The proposed uniform authentication scheme for online use of government services is already threatening to slide away from the privacy commitments made for it at the scheme’s inception.
A privacy impact assessment of the scheme suggests that it eases the way for a national ID card, is likely to demand the use of biometrics and lays open the opportunity for more data matching between government agencies.
The assessment makes 35 recommendations for amendment or further elaboration, beginning with the suggestion that the business justification for centralised authentication has not been fully explored.
“A clear articulation of the justification for the scheme, and a quantified analysis of the underlying problems it addresses, are necessary in order that the business case for the scheme can be assessed alongside the privacy impact,” says the report, prepared by Australian companies Pacific Privacy Consulting and Xamax.
The centralised authentication system — the nine-month design of which started last July following a three-month period of consultation — claims as a major justification a reduction of identity theft and “identity fraud”.
But there is “a dearth of evidence” that ID fraud and theft are major and growing problems, the assessment says. Recent Australian reports have lowered previous estimates of such losses, the consultants report. However, they allow that “reasons for this [may] include the reluctance of organisations to admit to security breaches, and the reluctance of government agencies to share information about the alleged problem”.
Likewise, they say, there is insufficient evidence to support the other major justification, that of “ensuring ... that individuals do not receive services to which they are not entitled, or receive duplicate benefits”.
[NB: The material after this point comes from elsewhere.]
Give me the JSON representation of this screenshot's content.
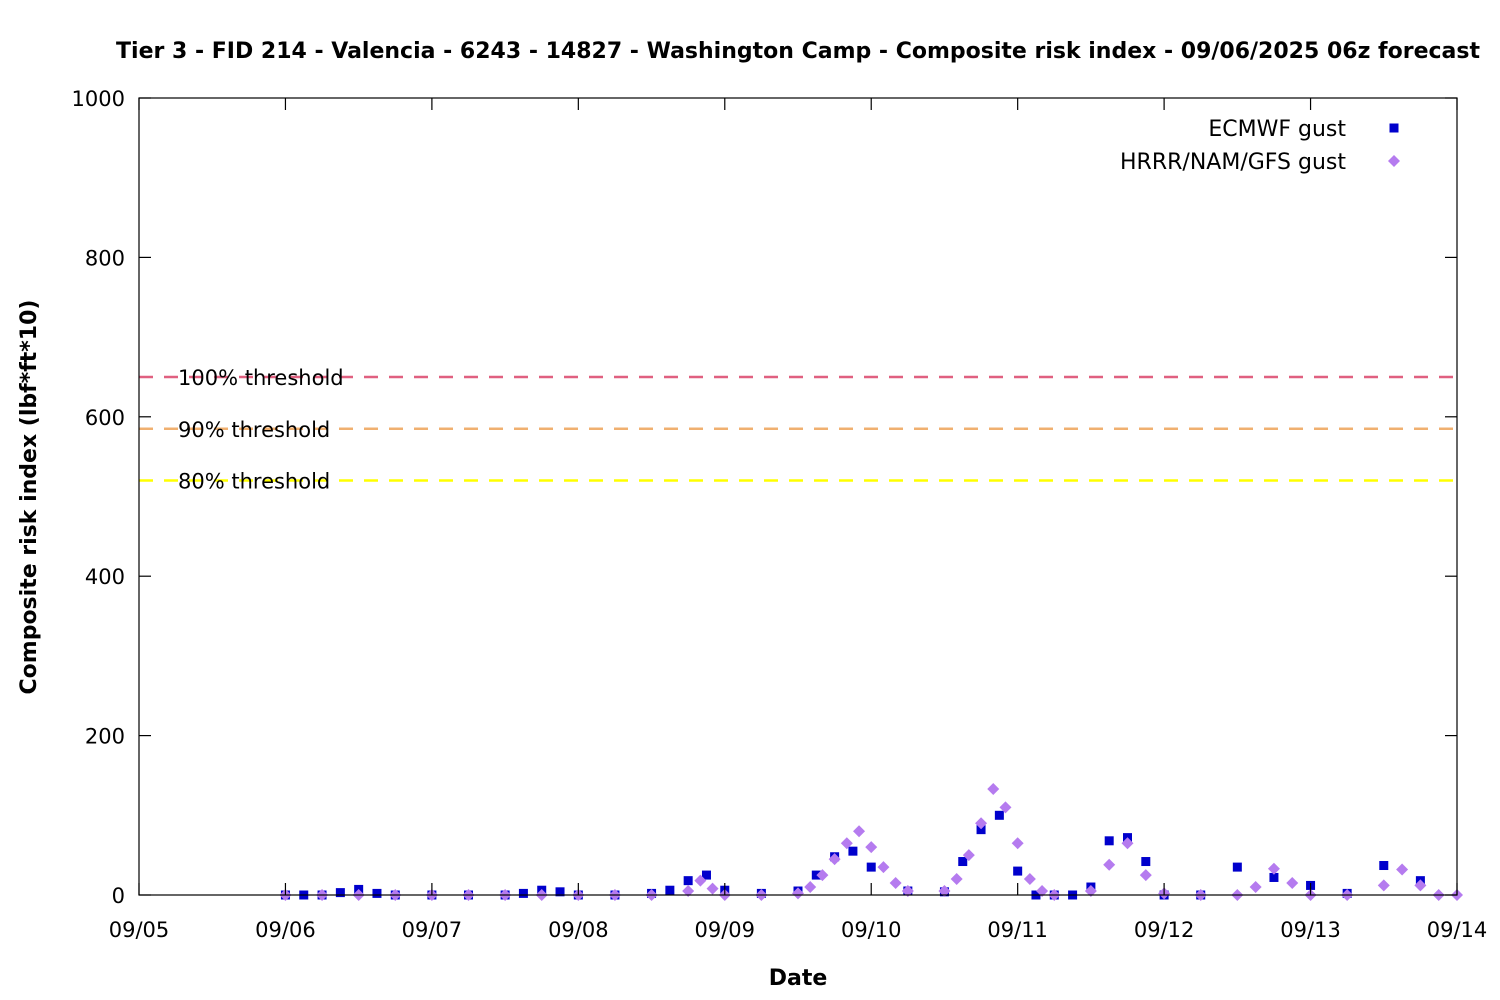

The nascent project has already begun to “test the limits” of the original privacy constraints put on it, the report says. While there is a specific declaration against any intention to institute a national ID card, the system undeniably eases the development of such a card. This should be made impracticable by design or specifically discounted by legislation, the report recommends.
Original descriptions of the project created the impression that biometrics would play little or no part in the scheme, the consultants say. By contrast, it now appears that a photograph, and a digital code derived from that photograph, will play a crucial role in a person initially obtaining his/her identity credential and as a “tie-breaker” in the case of more than one person having the same name, gender and place of birth. This apparent “scope creep” may give cause for concern, the report says.
Moreover, any plan to enforce a single centralised identity increases the ability to link personal information between government agencies, seen by many as invasive of privacy, the report says. It also increases the risk that irrelevant data about the individual could inadvertently be exposed to an agency which has no real need to know it. Avoidance of duplicate benefit claims and similar abuses could be achieved by preserving a link between one person’s multiple identities — how people operate in the real world, the authors say — stored away from the main authentication facility, for use only in case of need.
A strict “opt-in” approach, where citizens have the freedom not to use internet services or authentication procedures, might be hard to maintain in a future where a large majority of people transact business online and economies of scale begin to work against other channels.
E-governent unit head Laurence Millar says the unit has already taken action on a number of the recommendations in the impact assessment and has asked the authors to reassess the scheme in the light of those proposed changes.
Asked whether there were any objections the unit did not consider valid, Millar says he came into the post partway through the process and "I've not got that level of detail". He prefers to wait for the second round of discussion before raising any major remaining differences of opinion.
As one of the outputs from the exercise, the unit is producing a "best-practice framework for authentication" for the guidance of agencies. This is due for completion next month."